Of all the herbs listed in the previous articles, this is the single greatest Ayurvedic herb for athletes and trainees. Some of the most important constituents in the roots of the Ashwagandha shrub are called saponins, alkaloids and withanolides, each with a different function. The primary saponin in Ashwagandha is something called sitoindocide VII, purported to give the herb it’s anti-stress effects. Steroidal lactones such as withaferin-A and withanolides A-Y are said to have anabolic effects. Ashwagandha is so often used because of its ability to lower cortisol levels. Cortisol is termed catabolic as it has the opposite effect to testosterone, insulin and growth hormone in that it breaks down tissue. In fact, despite being a steroid hormone, cortisol is the body's primary catabolic hormone and is released by the adrenal glands under conditions of high mental and physical stress. The primary functions of cortisol are to reduce protein synthesis and to halt tissue growth. What’s worse, many individuals who work out for longer than an hour suffer increased cortisol levels due to the stress put on the body by weight lifting.

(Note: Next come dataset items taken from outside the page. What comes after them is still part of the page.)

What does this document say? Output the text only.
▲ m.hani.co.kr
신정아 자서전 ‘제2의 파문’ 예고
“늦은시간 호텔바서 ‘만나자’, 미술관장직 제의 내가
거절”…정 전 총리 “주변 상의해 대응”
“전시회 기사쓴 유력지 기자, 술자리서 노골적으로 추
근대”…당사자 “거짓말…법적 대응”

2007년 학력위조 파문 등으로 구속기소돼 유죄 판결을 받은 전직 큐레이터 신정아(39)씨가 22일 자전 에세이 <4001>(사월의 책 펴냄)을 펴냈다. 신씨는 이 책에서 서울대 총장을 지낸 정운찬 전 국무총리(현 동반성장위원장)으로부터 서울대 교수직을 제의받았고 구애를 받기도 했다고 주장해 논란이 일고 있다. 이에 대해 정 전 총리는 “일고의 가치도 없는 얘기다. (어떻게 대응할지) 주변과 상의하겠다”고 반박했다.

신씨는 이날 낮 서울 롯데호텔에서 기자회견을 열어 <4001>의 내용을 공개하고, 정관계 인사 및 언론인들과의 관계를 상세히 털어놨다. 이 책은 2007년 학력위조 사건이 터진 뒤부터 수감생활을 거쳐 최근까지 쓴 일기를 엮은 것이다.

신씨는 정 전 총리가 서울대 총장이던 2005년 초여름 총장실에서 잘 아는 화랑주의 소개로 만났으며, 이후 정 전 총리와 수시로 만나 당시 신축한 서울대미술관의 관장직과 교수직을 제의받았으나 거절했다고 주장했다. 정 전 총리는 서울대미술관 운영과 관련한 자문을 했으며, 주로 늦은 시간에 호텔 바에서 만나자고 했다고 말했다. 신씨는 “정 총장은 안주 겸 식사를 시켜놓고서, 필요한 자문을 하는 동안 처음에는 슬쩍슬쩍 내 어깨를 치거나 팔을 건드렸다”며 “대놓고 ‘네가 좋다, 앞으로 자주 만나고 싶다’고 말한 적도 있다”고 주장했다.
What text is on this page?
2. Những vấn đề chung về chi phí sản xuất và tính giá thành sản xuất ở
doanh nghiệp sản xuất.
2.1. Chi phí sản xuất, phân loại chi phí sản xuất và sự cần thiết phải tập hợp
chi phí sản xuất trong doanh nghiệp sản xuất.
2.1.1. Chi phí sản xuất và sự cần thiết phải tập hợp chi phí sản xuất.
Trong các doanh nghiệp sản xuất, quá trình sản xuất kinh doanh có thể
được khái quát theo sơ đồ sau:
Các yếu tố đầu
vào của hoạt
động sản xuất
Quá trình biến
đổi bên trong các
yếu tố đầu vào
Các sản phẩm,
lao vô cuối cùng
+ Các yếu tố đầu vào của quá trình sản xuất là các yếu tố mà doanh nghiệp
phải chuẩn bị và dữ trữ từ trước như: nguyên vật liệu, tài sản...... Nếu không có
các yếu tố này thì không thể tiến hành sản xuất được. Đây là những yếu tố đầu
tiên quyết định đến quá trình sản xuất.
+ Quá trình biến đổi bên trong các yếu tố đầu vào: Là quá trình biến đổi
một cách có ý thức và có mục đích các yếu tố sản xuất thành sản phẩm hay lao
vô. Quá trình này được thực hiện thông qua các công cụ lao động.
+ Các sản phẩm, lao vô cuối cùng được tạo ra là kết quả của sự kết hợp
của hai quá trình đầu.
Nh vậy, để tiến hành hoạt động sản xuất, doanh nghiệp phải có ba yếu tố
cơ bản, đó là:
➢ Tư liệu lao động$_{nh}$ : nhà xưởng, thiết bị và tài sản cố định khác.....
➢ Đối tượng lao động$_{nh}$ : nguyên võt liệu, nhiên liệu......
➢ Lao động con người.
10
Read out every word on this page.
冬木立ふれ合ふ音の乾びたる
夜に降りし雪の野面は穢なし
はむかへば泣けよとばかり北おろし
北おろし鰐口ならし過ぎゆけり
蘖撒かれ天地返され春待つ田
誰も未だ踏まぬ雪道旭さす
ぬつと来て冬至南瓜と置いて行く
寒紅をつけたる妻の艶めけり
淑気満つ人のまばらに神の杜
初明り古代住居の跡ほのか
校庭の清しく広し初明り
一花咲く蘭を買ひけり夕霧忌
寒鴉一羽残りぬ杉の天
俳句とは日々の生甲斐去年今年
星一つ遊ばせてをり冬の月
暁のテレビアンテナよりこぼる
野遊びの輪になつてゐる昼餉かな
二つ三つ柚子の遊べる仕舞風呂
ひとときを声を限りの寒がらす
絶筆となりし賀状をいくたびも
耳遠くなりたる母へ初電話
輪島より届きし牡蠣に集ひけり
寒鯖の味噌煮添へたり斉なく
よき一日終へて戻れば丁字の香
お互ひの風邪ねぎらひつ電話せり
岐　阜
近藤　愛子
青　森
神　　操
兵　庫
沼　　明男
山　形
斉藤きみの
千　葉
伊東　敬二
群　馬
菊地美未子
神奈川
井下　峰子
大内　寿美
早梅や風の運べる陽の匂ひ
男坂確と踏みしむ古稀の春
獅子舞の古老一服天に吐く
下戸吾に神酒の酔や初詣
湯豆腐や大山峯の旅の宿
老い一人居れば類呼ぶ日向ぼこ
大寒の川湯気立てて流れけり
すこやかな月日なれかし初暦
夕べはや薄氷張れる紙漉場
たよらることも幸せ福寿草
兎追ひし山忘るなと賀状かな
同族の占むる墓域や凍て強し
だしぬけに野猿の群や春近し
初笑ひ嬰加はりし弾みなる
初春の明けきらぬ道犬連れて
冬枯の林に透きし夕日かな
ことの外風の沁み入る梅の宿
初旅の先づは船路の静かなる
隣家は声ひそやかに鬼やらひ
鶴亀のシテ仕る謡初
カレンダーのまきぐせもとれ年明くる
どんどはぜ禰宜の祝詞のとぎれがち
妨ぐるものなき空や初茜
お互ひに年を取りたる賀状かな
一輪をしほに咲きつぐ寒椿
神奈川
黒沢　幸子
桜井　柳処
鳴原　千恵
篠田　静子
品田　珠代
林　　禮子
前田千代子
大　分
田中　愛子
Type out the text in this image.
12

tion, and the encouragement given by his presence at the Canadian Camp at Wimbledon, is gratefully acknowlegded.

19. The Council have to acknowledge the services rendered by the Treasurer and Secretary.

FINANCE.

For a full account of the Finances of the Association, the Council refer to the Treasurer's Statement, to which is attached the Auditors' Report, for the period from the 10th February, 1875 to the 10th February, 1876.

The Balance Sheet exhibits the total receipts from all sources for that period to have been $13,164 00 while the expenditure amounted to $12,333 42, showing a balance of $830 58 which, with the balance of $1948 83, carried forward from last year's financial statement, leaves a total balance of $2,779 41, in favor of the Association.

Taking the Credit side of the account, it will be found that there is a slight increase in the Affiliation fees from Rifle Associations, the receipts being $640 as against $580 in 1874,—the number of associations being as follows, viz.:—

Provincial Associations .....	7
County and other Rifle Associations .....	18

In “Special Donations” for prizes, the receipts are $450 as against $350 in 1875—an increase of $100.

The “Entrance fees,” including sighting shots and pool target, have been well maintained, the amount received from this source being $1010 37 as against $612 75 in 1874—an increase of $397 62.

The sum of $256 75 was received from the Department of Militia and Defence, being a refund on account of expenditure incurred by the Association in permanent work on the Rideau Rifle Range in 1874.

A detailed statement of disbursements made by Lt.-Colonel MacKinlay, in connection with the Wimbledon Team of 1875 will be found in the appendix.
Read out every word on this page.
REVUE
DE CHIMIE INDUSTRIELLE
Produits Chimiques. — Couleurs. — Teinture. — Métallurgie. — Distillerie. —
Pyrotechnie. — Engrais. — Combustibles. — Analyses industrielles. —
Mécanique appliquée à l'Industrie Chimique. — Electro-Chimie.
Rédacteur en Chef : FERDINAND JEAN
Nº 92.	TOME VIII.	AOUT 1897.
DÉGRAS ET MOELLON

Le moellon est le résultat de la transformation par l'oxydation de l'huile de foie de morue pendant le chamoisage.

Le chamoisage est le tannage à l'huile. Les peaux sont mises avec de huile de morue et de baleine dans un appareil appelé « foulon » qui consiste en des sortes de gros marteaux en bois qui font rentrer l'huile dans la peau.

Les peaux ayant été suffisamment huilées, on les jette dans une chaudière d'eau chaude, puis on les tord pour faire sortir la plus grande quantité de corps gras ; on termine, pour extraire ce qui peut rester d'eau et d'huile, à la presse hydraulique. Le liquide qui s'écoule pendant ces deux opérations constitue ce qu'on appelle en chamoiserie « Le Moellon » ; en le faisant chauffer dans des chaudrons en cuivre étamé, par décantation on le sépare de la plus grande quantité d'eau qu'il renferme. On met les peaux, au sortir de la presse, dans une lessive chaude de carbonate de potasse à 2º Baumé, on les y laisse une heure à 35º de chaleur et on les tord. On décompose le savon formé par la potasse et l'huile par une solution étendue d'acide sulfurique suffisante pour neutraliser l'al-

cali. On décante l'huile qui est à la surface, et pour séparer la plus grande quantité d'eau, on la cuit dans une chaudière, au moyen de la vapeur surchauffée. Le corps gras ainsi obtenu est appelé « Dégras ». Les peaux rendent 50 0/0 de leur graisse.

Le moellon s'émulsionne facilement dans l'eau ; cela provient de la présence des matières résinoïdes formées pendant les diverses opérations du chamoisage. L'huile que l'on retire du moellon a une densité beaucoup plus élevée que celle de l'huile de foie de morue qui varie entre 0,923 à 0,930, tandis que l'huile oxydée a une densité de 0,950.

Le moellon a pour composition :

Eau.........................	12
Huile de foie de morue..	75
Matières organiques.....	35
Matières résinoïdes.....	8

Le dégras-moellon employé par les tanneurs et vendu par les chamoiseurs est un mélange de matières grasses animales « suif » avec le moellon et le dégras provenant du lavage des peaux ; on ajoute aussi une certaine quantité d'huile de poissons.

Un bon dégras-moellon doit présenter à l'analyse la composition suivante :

In fact, one of the many reasons why anabolic steroids are so effective at putting muscle on users is because cortisol drops very low, allowing for longer, higher volume workouts that yield greater muscle gains. In the case of Ashwagandha, it is also possible to work out for longer but to also ensure that muscle tissue is repaired as completely as possible.
As if that weren’t enough, studies have shown that Ashwagandha has the ability to regulate sleep cycles, promoting higher Growth Hormone levels and further improving recovery and improving insulin sensitivity. The importance of Growth Hormone for athletes can be read about here.
Ashwagandha has also been studied for its effect on nerve function. The Central Nervous System (CNS) is where humans derive our strength from, and it is only by recruiting more muscle fibers to action that athletes are able to move more weight. The best brain supplements for improving one’s CNS can be seen here. A study conducted by the Banaras Hindu University in India demonstrated that Ashwagandha contains compounds that possess strong antioxidant properties. Upon injecting rats with Ashwagandha extracts, it was discovered that the compounds within the extract led to high levels of antioxidants within the animal's brains. Elevated levels of four significant antioxidants (glutathione, peroxidase, catalase and superoxide dismutase) where identified in the study. It is though that this ability of Ashwagandha to produce effects that have antioxidants may also shed light to a certain degree on why the herb is thought to have an impact on slowing the aging process.